電車
お互い出掛ける格好(と、言ってもしっかり着替えたのは空だけだが)になって、水族館へと向かった。
俺たちの家から水族館へは電車を何本か乗り継げば着く、近いと言えば近い、遠いと言えば遠いというとても微妙な位置にある。
「楽しみだね」
「そうだな」
電車はある程度空いていたが、俺たち二人がそろって座る場所は無いため、空だけ座らせて俺は空の前に立っている。
「それにしても遼も急だね」
「ん?」
「だって、急に水族館に行くぞとか言いだして」
「お前が行きたいって言ったんだぞ」
「でも、今すぐとは言ってないじゃん」
こいつ……。
「……んじゃ、帰るか」
「え?」
「だって、今度でいいんだろ。じゃあ、帰ろう」
「冗談だって。なんで、そんなに真に受けるの?」
「……本気で帰るか?」
「ごめんごめん」
ったく。面倒だな。
しばらく空と話していると、
「あれ、遼?」
と、声が聞こえてきた。
俺が振り向くとそこには高校の時同級生だった男女のカップルがいた。名前は……別いいだろ。特に支障もないしな。
「おう、お前らまだ付き合ってるのか。
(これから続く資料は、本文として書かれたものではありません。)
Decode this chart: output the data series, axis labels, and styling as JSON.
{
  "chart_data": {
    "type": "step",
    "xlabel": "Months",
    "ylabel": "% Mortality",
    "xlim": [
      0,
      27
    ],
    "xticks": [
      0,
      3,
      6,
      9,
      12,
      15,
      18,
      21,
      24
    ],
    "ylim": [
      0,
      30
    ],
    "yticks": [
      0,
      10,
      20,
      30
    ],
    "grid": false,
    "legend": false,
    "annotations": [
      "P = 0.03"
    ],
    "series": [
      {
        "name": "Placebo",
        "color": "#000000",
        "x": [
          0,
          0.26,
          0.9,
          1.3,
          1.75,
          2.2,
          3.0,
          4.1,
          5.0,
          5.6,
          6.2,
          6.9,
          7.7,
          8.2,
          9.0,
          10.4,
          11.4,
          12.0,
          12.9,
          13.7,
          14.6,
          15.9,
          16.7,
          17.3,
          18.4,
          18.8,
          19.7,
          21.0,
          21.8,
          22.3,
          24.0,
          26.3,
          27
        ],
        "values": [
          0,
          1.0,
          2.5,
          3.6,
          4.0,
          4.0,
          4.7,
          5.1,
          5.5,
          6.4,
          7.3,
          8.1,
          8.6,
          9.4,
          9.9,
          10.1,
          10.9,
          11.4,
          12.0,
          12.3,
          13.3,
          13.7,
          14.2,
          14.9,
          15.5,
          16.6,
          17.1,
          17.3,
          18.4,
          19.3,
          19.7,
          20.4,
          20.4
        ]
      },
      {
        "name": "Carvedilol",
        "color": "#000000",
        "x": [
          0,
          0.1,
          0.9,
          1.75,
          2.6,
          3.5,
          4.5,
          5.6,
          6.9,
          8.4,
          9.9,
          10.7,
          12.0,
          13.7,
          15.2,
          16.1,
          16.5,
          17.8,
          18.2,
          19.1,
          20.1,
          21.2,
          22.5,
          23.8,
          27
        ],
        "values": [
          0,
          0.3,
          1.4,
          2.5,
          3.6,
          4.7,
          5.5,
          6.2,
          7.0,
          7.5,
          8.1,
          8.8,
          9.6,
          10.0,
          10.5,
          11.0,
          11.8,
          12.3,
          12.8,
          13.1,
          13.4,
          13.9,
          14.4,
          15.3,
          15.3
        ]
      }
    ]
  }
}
バカップル共が」
「うるせーな」
「そういう遼くんも、空と一緒じゃん」
「うるせっ」
俺とバカップルは普通に話しているが、空は話についてこれない。まあ、当たり前だろう。目の前に知らないやつがいるんだからな。
バカップルの男が俺に小声で話しかけてくる。
「空のあの障害はやっぱり直ってないのか?」
「ああ。てか、恐らく直らんだろう」
「大変だな」
「本人はそんなこと思っていないだろう」
「いや、お前だよ」
俺?
「だって、当たり前のようなことを毎回聞いてくるんだろ?面倒だろ?」
面倒ねぇ。そんなことは考えたことなかったな。
「まあ、がんばってくれよ。バカップル」
「うるせえな。バカップルにバカップル言われたら俺の立場が無くなるじゃねえか」
バカップル認定のバカップルとか嫌だぞ。てか、付き合ってないし。
「ねえ、遼くんってさ」
今度は女の方が話しかけてきた。
「ん?」
「空のこととかどう思ってるの?」
「どう思ってるとは?」
「好きか嫌いか」
「…………どうだろうな」
「遼くんって、毎回ごまかすよね」
そんなつもりは無いのだが。ただ返答に困るだけだ。
「早く付き合った方がいいよ。そうじゃないと高校の時遼くんにフラれた女の子たちがかわいそうだよ」
「誰もフッた覚えなんてないのだが」
「へーー」
女は俺を意味深な目で見る。
「なんだその眼は」
「別にーー」
「……本当か?」
「あ、私たちこの駅で降りるから。じゃあね」
急に話を切り上げて、電車を降りて行ってしまった。
「なんだ、あいつら」
嵐のようだったな。
「ねえ、遼」
「ん、どうした?」
「さっきの人たち、私の知ってる人?」
「一応な。高校の時の同級生だ」
「へ~~。ところでさ」
「ん?」
「遼ってモテてたの?」
「どうした急に」
「だって、さっきの女の人言ってたじゃん。フラれた女の子たちが可哀想って」
「別にモテてないさ」
たぶん。なんかバレタインデーとかにチョコをもらったりしていたが、全部施設のガキどもにあげていたからな。
「ふーーん」
そういうと空は黙ってしまった。なんだこいつ。
そうこうしているうちに俺たちの目的の駅に着いたため、俺と空は電車から降りた。